ライブショーと、3000本を超える監督作
乱田の仕事は出演だけでは終わらない。ビデオやVシネマ、舞台では監督、脚本、演出も自ら引き受けた。監督・出演を合わせた本数は3000本を超える。アタッカーズの『蛇縛』、アートビデオの『奴隷通信』、麒麟堂の『緊縛遊戯』、ネクストイレブンの『SMizm』、ドリームクリエイトの『緊縛調教リアライズ』、バッキーの『完全緊縛調教マニュアル』、グローリークエストの『完全緊縛強姦』、乱舞の『乱舞館』、アレックスの『江戸川乱坊』、桃太郎の『あぶねぇ刑事』——レーベルもシリーズも、SM映像の棚を横断している。ライブで見せた縄と、パッケージで売った縄は、同じ手から出ている。アングラの密室でしか成立しなかった責めを、観客のいる舞台へ移したことが乱田の仕事の核である。

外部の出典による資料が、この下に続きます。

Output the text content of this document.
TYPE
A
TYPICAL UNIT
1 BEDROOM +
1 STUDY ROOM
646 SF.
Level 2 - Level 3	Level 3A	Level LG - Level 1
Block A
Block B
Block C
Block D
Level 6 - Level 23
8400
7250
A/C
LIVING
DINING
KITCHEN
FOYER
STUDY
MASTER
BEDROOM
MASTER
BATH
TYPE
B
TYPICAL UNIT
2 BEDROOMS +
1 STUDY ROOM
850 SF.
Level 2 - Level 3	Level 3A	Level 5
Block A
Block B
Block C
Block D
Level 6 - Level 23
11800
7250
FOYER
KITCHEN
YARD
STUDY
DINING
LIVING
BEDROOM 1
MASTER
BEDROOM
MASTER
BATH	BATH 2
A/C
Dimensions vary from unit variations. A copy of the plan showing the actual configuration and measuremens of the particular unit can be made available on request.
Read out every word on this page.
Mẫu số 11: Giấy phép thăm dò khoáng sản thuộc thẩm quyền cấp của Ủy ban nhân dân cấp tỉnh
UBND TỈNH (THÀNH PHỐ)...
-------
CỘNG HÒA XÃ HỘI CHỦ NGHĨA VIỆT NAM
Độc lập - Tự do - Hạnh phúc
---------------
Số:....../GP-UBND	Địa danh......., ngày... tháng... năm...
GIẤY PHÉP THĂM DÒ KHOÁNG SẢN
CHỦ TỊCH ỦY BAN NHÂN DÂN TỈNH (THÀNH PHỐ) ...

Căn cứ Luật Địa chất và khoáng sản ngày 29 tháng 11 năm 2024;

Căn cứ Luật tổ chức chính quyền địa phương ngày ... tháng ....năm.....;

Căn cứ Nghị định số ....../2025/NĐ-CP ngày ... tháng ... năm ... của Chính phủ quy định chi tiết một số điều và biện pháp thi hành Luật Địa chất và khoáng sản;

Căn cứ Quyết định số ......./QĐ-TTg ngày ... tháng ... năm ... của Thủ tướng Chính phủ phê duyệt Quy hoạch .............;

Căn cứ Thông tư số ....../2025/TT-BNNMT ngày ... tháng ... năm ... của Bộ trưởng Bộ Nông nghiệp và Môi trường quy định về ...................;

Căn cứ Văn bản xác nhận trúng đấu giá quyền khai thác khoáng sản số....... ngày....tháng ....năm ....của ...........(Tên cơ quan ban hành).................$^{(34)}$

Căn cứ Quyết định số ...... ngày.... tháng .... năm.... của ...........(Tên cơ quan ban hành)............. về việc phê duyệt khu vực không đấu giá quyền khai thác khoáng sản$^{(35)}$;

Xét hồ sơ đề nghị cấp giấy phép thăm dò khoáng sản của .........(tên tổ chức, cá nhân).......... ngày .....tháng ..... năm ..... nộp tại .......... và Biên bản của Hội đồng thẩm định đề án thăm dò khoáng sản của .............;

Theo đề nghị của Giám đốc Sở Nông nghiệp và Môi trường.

ショーとして成立させなければ、SMは地下の趣味のまま残る。乱田はそれを公開の娯楽にした。
急逝と二代目
2022年、急性心筋梗塞による急逝が娘のツイッターで伝えられた。死後、付き人だった青山夏樹が二代目・乱田舞の名義を継いだ。公式サイトは「-乱舞-」。ビデオとVシネマと舞台を同じ監督が書き、同じ緊縛師が縄を掛ける、という働き方は、分業が進んだあとのAV現場では珍しい。脚本から演出まで自分で持つのは、ライブショーで場を支配してきた人間の延長である。地下の責めをステージの照明の下へ移し、AVのシリーズタイトルにまで広げた緊縛師として、乱田の名はライブとパッケージの両方に残っている。名義が二代目へ渡ったあとも、乱田舞という言葉が指すのは、公開のSMと量産された調教映像が一本の手から出た、という事実である。